Салли была возмущена и взволнована всем этим не меньше других, и все же ей хотелось, чтобы Динни, Эйли и еще кое-кто из товарищей перестали распространять запрещенные
— Лбом стену не прошибешь, — говорила она сварливо. — Толку от этого все равно не будет.
— Но это наш долг, мама, — убеждала ее Эйли. — Билл ждет от нас, что мы будем бороться. Когда творится такое зло и несправедливость, мало сидеть и возмущаться, нужно действовать, сопротивляться. Если бы с репрессиями не велась борьба, люди никогда ничего бы не достигли.
И все же ей не удалось убедить свекровь. Салли брюзжала и злилась на всех: на правительства союзных держав — за то, что их войска терпели поражения вследствие ошибок и непригодности своих руководителей; на Эйли с Динни — за то, что их отношение к войне так резко менялось… Она окончательно запуталась и не знала, что и думать.
Билл по-прежнему сражался в Северной Африке. В пустыне шли бои. Санитарный транспорт доставил а Австралию сотни раненых. Салли жалела, что не может стать медицинской сестрой, — она была слишком стара, чтобы поступить на курсы. Однако, не долго думая, она отправилась к большому и довольно ветхому бревенчатому, крытому гофрированным железом зданию, которое стояло в Калгурли с незапамятных времен, а сейчас служило военным госпиталем, и предложила свои услуги: мыть полы, выполнять любую работу, в какой может встретиться нужда.
Теперь два раза в неделю по утрам Салли терла и скребла полы в госпитале. Порой она, кроме того, помогала стряпать обед для воинских частей, проходивших через Калгурли и направлявшихся в военные лагеря на востоке или на побережье. И все же это не помогало ей заглушить в себе чувство беспокойства и неудовлетворенности. Все время у нее было ощущение, словно она увиливает от чего-то важного. Но она не могла разобраться в своих чувствах, пока Динни не сказал ей однажды не без некоторого раздражения:
— Нога у меня забастовала. Не смогу пойти ночью с Эйли. А пустить ее одну расклеивать листовки не хочется. Вам бы следовало помочь ей, мэм.
— Мне? Я не коммунистка, — неуверенно пробормотала Салли.
— И я не больше коммунист, чем вы, — возразил Динни. — Старый лейборист, и только. Но это не значит, что можно сидеть сложа руки и смотреть, как народ лишают прав.
— Хорошо. Я пойду с Эйли, — с запинкой проговорила Салли.
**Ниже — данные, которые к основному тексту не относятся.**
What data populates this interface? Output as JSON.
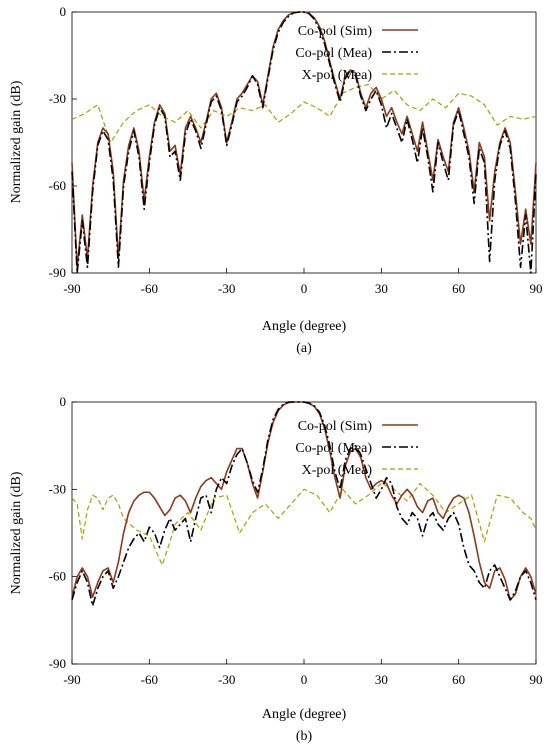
{
  "colors": {
    "co_pol_sim": "#8b3a1a",
    "co_pol_mea": "#000000",
    "x_pol_mea": "#a8a000"
  },
  "chart_data": [
    {
      "type": "line",
      "caption": "(a)",
      "xlabel": "Angle (degree)",
      "ylabel": "Normalized gain (dB)",
      "xlim": [
        -90,
        90
      ],
      "ylim": [
        -90,
        0
      ],
      "xticks": [
        -90,
        -60,
        -30,
        0,
        30,
        60,
        90
      ],
      "yticks": [
        0,
        -30,
        -60,
        -90
      ],
      "grid": false,
      "legend_position": "top-right",
      "series": [
        {
          "name": "Co-pol (Sim)",
          "style": "solid",
          "x": [
            -90,
            -88,
            -86,
            -84,
            -82,
            -80,
            -78,
            -76,
            -74,
            -72,
            -70,
            -68,
            -66,
            -64,
            -62,
            -60,
            -58,
            -56,
            -54,
            -52,
            -50,
            -48,
            -46,
            -44,
            -42,
            -40,
            -38,
            -36,
            -34,
            -32,
            -30,
            -28,
            -26,
            -24,
            -22,
            -20,
            -18,
            -16,
            -14,
            -12,
            -10,
            -8,
            -6,
            -4,
            -2,
            0,
            2,
            4,
            6,
            8,
            10,
            12,
            14,
            16,
            18,
            20,
            22,
            24,
            26,
            28,
            30,
            32,
            34,
            36,
            38,
            40,
            42,
            44,
            46,
            48,
            50,
            52,
            54,
            56,
            58,
            60,
            62,
            64,
            66,
            68,
            70,
            72,
            74,
            76,
            78,
            80,
            82,
            84,
            86,
            88,
            90
          ],
          "y": [
            -52,
            -88,
            -70,
            -85,
            -60,
            -45,
            -40,
            -42,
            -55,
            -85,
            -58,
            -46,
            -40,
            -48,
            -65,
            -50,
            -38,
            -32,
            -35,
            -48,
            -46,
            -56,
            -40,
            -36,
            -40,
            -45,
            -38,
            -30,
            -28,
            -33,
            -45,
            -38,
            -30,
            -28,
            -25,
            -22,
            -24,
            -32,
            -22,
            -12,
            -6,
            -3,
            -1,
            -0.2,
            0,
            0,
            -0.5,
            -2,
            -5,
            -10,
            -17,
            -24,
            -30,
            -22,
            -20,
            -21,
            -28,
            -33,
            -28,
            -26,
            -30,
            -36,
            -33,
            -38,
            -42,
            -36,
            -42,
            -48,
            -38,
            -48,
            -58,
            -44,
            -50,
            -55,
            -38,
            -33,
            -40,
            -48,
            -62,
            -45,
            -50,
            -72,
            -55,
            -45,
            -40,
            -45,
            -62,
            -80,
            -68,
            -80,
            -52
          ]
        },
        {
          "name": "Co-pol (Mea)",
          "style": "dashdot",
          "x": [
            -90,
            -88,
            -86,
            -84,
            -82,
            -80,
            -78,
            -76,
            -74,
            -72,
            -70,
            -68,
            -66,
            -64,
            -62,
            -60,
            -58,
            -56,
            -54,
            -52,
            -50,
            -48,
            -46,
            -44,
            -42,
            -40,
            -38,
            -36,
            -34,
            -32,
            -30,
            -28,
            -26,
            -24,
            -22,
            -20,
            -18,
            -16,
            -14,
            -12,
            -10,
            -8,
            -6,
            -4,
            -2,
            0,
            2,
            4,
            6,
            8,
            10,
            12,
            14,
            16,
            18,
            20,
            22,
            24,
            26,
            28,
            30,
            32,
            34,
            36,
            38,
            40,
            42,
            44,
            46,
            48,
            50,
            52,
            54,
            56,
            58,
            60,
            62,
            64,
            66,
            68,
            70,
            72,
            74,
            76,
            78,
            80,
            82,
            84,
            86,
            88,
            90
          ],
          "y": [
            -55,
            -90,
            -72,
            -88,
            -62,
            -46,
            -41,
            -44,
            -58,
            -88,
            -60,
            -48,
            -41,
            -50,
            -68,
            -52,
            -39,
            -33,
            -36,
            -50,
            -48,
            -58,
            -42,
            -37,
            -41,
            -47,
            -39,
            -31,
            -29,
            -34,
            -46,
            -39,
            -31,
            -29,
            -26,
            -22,
            -25,
            -33,
            -23,
            -13,
            -7,
            -3.5,
            -1.5,
            -0.3,
            0,
            0,
            -0.6,
            -2.5,
            -6,
            -11,
            -18,
            -25,
            -31,
            -23,
            -20,
            -22,
            -29,
            -34,
            -30,
            -27,
            -32,
            -40,
            -35,
            -40,
            -45,
            -37,
            -44,
            -52,
            -40,
            -50,
            -62,
            -45,
            -52,
            -58,
            -39,
            -34,
            -42,
            -50,
            -66,
            -47,
            -52,
            -86,
            -58,
            -46,
            -41,
            -47,
            -65,
            -88,
            -70,
            -90,
            -56
          ]
        },
        {
          "name": "X-pol (Mea)",
          "style": "dashed",
          "x": [
            -90,
            -85,
            -80,
            -75,
            -70,
            -65,
            -60,
            -55,
            -50,
            -45,
            -40,
            -35,
            -30,
            -25,
            -20,
            -15,
            -10,
            -5,
            0,
            5,
            10,
            15,
            20,
            25,
            30,
            35,
            40,
            45,
            50,
            55,
            60,
            65,
            70,
            75,
            80,
            85,
            90
          ],
          "y": [
            -37,
            -35,
            -32,
            -45,
            -38,
            -34,
            -32,
            -36,
            -38,
            -34,
            -40,
            -34,
            -36,
            -33,
            -34,
            -32,
            -38,
            -35,
            -31,
            -33,
            -36,
            -28,
            -26,
            -25,
            -30,
            -27,
            -32,
            -34,
            -30,
            -33,
            -28,
            -29,
            -32,
            -39,
            -36,
            -37,
            -36
          ]
        }
      ]
    },
    {
      "type": "line",
      "caption": "(b)",
      "xlabel": "Angle (degree)",
      "ylabel": "Normalized gain (dB)",
      "xlim": [
        -90,
        90
      ],
      "ylim": [
        -90,
        0
      ],
      "xticks": [
        -90,
        -60,
        -30,
        0,
        30,
        60,
        90
      ],
      "yticks": [
        0,
        -30,
        -60,
        -90
      ],
      "grid": false,
      "legend_position": "top-right",
      "series": [
        {
          "name": "Co-pol (Sim)",
          "style": "solid",
          "x": [
            -90,
            -88,
            -86,
            -84,
            -82,
            -80,
            -78,
            -76,
            -74,
            -72,
            -70,
            -68,
            -66,
            -64,
            -62,
            -60,
            -58,
            -56,
            -54,
            -52,
            -50,
            -48,
            -46,
            -44,
            -42,
            -40,
            -38,
            -36,
            -34,
            -32,
            -30,
            -28,
            -26,
            -24,
            -22,
            -20,
            -18,
            -16,
            -14,
            -12,
            -10,
            -8,
            -6,
            -4,
            -2,
            0,
            2,
            4,
            6,
            8,
            10,
            12,
            14,
            16,
            18,
            20,
            22,
            24,
            26,
            28,
            30,
            32,
            34,
            36,
            38,
            40,
            42,
            44,
            46,
            48,
            50,
            52,
            54,
            56,
            58,
            60,
            62,
            64,
            66,
            68,
            70,
            72,
            74,
            76,
            78,
            80,
            82,
            84,
            86,
            88,
            90
          ],
          "y": [
            -67,
            -60,
            -57,
            -60,
            -67,
            -62,
            -58,
            -57,
            -62,
            -55,
            -45,
            -38,
            -34,
            -32,
            -31,
            -31,
            -33,
            -36,
            -39,
            -37,
            -33,
            -32,
            -34,
            -38,
            -33,
            -29,
            -27,
            -26,
            -28,
            -30,
            -24,
            -20,
            -16,
            -16,
            -21,
            -28,
            -33,
            -24,
            -14,
            -7,
            -3,
            -1,
            -0.2,
            0,
            0,
            0,
            -0.5,
            -1.5,
            -4,
            -9,
            -17,
            -26,
            -33,
            -22,
            -17,
            -16,
            -19,
            -26,
            -30,
            -28,
            -27,
            -28,
            -32,
            -35,
            -32,
            -30,
            -32,
            -36,
            -38,
            -34,
            -33,
            -38,
            -40,
            -36,
            -33,
            -32,
            -33,
            -38,
            -46,
            -55,
            -62,
            -64,
            -58,
            -57,
            -61,
            -68,
            -66,
            -60,
            -57,
            -60,
            -66
          ]
        },
        {
          "name": "Co-pol (Mea)",
          "style": "dashdot",
          "x": [
            -90,
            -88,
            -86,
            -84,
            -82,
            -80,
            -78,
            -76,
            -74,
            -72,
            -70,
            -68,
            -66,
            -64,
            -62,
            -60,
            -58,
            -56,
            -54,
            -52,
            -50,
            -48,
            -46,
            -44,
            -42,
            -40,
            -38,
            -36,
            -34,
            -32,
            -30,
            -28,
            -26,
            -24,
            -22,
            -20,
            -18,
            -16,
            -14,
            -12,
            -10,
            -8,
            -6,
            -4,
            -2,
            0,
            2,
            4,
            6,
            8,
            10,
            12,
            14,
            16,
            18,
            20,
            22,
            24,
            26,
            28,
            30,
            32,
            34,
            36,
            38,
            40,
            42,
            44,
            46,
            48,
            50,
            52,
            54,
            56,
            58,
            60,
            62,
            64,
            66,
            68,
            70,
            72,
            74,
            76,
            78,
            80,
            82,
            84,
            86,
            88,
            90
          ],
          "y": [
            -68,
            -62,
            -58,
            -62,
            -70,
            -64,
            -60,
            -58,
            -64,
            -60,
            -55,
            -50,
            -47,
            -45,
            -48,
            -43,
            -45,
            -50,
            -44,
            -40,
            -44,
            -42,
            -40,
            -48,
            -40,
            -33,
            -32,
            -38,
            -30,
            -26,
            -28,
            -22,
            -18,
            -16,
            -21,
            -27,
            -31,
            -23,
            -13,
            -6,
            -2.5,
            -0.8,
            0,
            0,
            0,
            0,
            -0.4,
            -1.3,
            -3.5,
            -8,
            -15,
            -24,
            -30,
            -20,
            -16,
            -15,
            -18,
            -23,
            -28,
            -33,
            -30,
            -26,
            -28,
            -36,
            -40,
            -42,
            -38,
            -40,
            -46,
            -40,
            -38,
            -42,
            -44,
            -40,
            -38,
            -42,
            -50,
            -56,
            -58,
            -62,
            -64,
            -58,
            -56,
            -60,
            -64,
            -68,
            -65,
            -60,
            -58,
            -62,
            -68
          ]
        },
        {
          "name": "X-pol (Mea)",
          "style": "dashed",
          "x": [
            -90,
            -88,
            -86,
            -84,
            -82,
            -80,
            -78,
            -76,
            -74,
            -72,
            -70,
            -65,
            -60,
            -55,
            -52,
            -50,
            -45,
            -40,
            -35,
            -30,
            -25,
            -20,
            -15,
            -10,
            -5,
            0,
            5,
            10,
            15,
            20,
            25,
            30,
            35,
            40,
            45,
            50,
            55,
            60,
            65,
            70,
            75,
            80,
            85,
            88,
            90
          ],
          "y": [
            -33,
            -35,
            -47,
            -37,
            -32,
            -33,
            -37,
            -33,
            -32,
            -35,
            -40,
            -44,
            -46,
            -56,
            -48,
            -42,
            -38,
            -44,
            -33,
            -32,
            -45,
            -38,
            -35,
            -40,
            -35,
            -30,
            -32,
            -38,
            -30,
            -35,
            -32,
            -28,
            -30,
            -34,
            -28,
            -32,
            -38,
            -35,
            -32,
            -48,
            -32,
            -33,
            -38,
            -40,
            -44
          ]
        }
      ]
    }
  ]
}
Но Эйли стала отговаривать ее.
— Нет, нет, это не годится, ты не должна подвергать себя опасности, мама, дорогая, — сказала она. — Я и одна управлюсь.
— Если бы Том или Билл были сейчас здесь, они бы пошли с гобой, — сказала Салли упрямо. — Их нет — значит, пойду я.
И она побрела следом за Эйли по пустынным улицам. В сумке, с которой она обычно ходила на базар, на этот раз была спрятана банка с клейстером и большая кисть, а Эйли несла листовки, изобличавшие беззаконные попытки правительства лишить австралийский народ его исконных демократических прав. Салли стояла на страже, пока Эйли лепила листовки на заборы, на телеграфные столбы, на спинки скамеек на бульварах, на глухие стены зданий вблизи рудников. Когда вдали появлялся какой-нибудь запоздалый прохожий, они прятали листовки и банку с клеем и спешили прочь.